Damn that Dam!

• Find the net force due to the water level using calculus

*Pressure due to water level at a height y = $y$ $\rho$ $g$

• If the breadth of the water level is $l$ , the force acting at a small element at a level $dy$ from the surface,

$dF$ = $y$ $\rho$ $gl$ $dy$

• So, the net force is $F$ = $\int _{ 0 }^{ H }{ y\rho gl\quad dy }$

• Hence, the net force is $\frac { 1 }{ 2 } \rho gl\quad { H }^{ 2 }$

• Now, the torque due the force about the rightmost point of the dam tends to $overturn$ the dam.

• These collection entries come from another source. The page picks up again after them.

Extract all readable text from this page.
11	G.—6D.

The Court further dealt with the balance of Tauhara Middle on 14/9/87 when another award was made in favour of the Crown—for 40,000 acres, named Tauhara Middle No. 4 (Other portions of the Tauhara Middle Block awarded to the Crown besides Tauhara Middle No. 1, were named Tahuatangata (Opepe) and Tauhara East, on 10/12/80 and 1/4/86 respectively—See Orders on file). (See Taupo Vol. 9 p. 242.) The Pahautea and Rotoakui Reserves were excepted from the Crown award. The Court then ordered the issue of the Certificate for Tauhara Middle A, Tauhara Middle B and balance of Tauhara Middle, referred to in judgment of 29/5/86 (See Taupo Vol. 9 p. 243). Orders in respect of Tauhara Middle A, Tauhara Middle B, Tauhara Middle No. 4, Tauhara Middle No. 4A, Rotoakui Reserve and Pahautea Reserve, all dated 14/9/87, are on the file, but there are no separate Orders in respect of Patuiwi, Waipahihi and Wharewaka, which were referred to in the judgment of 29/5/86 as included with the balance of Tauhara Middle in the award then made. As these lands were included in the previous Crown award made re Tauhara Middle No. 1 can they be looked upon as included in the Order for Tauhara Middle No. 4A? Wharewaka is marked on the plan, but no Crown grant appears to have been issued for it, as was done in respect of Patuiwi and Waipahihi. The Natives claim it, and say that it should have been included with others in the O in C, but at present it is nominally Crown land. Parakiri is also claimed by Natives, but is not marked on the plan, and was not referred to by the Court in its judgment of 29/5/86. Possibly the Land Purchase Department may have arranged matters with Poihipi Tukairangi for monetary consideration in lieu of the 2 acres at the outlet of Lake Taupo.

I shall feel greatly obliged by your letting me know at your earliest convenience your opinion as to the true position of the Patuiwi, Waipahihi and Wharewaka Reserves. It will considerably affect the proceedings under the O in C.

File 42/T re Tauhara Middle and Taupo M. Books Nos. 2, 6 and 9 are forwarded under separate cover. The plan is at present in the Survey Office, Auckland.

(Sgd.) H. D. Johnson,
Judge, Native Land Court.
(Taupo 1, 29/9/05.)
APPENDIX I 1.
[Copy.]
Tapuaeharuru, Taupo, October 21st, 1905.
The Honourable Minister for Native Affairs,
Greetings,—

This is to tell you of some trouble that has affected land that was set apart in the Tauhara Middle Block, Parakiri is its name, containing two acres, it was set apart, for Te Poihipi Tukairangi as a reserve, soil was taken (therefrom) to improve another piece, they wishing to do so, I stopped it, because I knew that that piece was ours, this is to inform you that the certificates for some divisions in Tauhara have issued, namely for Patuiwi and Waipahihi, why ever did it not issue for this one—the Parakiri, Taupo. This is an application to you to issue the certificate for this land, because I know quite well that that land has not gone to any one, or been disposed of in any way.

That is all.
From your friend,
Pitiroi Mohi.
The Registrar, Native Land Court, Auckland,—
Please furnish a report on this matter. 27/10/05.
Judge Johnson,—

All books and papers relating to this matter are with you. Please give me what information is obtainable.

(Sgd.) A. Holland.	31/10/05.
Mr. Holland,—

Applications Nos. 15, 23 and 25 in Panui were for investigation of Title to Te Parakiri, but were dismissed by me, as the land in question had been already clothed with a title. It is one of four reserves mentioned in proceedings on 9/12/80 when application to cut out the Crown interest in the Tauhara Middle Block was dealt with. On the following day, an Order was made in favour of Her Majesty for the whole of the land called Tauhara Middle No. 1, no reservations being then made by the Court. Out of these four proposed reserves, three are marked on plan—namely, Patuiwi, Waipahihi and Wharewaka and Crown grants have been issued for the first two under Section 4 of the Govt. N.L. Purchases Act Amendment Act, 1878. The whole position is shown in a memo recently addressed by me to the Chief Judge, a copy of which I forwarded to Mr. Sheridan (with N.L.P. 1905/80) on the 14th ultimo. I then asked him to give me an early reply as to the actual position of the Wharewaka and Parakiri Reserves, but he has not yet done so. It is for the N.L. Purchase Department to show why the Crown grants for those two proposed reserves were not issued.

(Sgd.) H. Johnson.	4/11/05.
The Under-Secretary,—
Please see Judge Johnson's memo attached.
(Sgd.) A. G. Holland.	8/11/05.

• The small torque $d\tau$ due to force at a height $dy$ is $d\tau$ = $y$ $\rho$ $gl$ $(H - y)$ $dy$

• And the net torque is $\tau$ = $\int _{ 0 }^{ H }{ y\rho gl\quad (H-y)\quad dy }$

• $\tau$ = $\frac { 1 }{ 6 } \rho gl{ H }^{ 3 }$

• If the net force acts at a height h from the bottom level, net torque is net force multiplied by $h$ . $\tau$ = $h$ $\frac { 1 }{ 2 } \rho gl\quad { H }^{ 2 }$

• Equate the above two expressions to get $h$ = $\frac { 1 }{ 3 } H$

• Thus the height $x$ from the surface is $H$ $-$ $\frac { 1 }{ 3 } H$

• And hence the height $x$ is $\frac { 2 }{ 3 } H$ = $18$ $m$

this question is related to centre of mass, since force acts on point mass and on the center of mass of dam............so taking dam as right angled triangle so co-ordinates are (0,0) (0,27) (27,0)....and center of mass coincide with centroid so COM = (27/3 , 27/3)= (9,9) .........and question asks from surface of water so answer is 27-9 =18

• the load acting is UVL starting at 0 on water surface.
• UVL can be represented as triangle
• the cg in y direction is 2/3 rd the length in y direction from 0(water surface)
• 2/3 * 27 = 18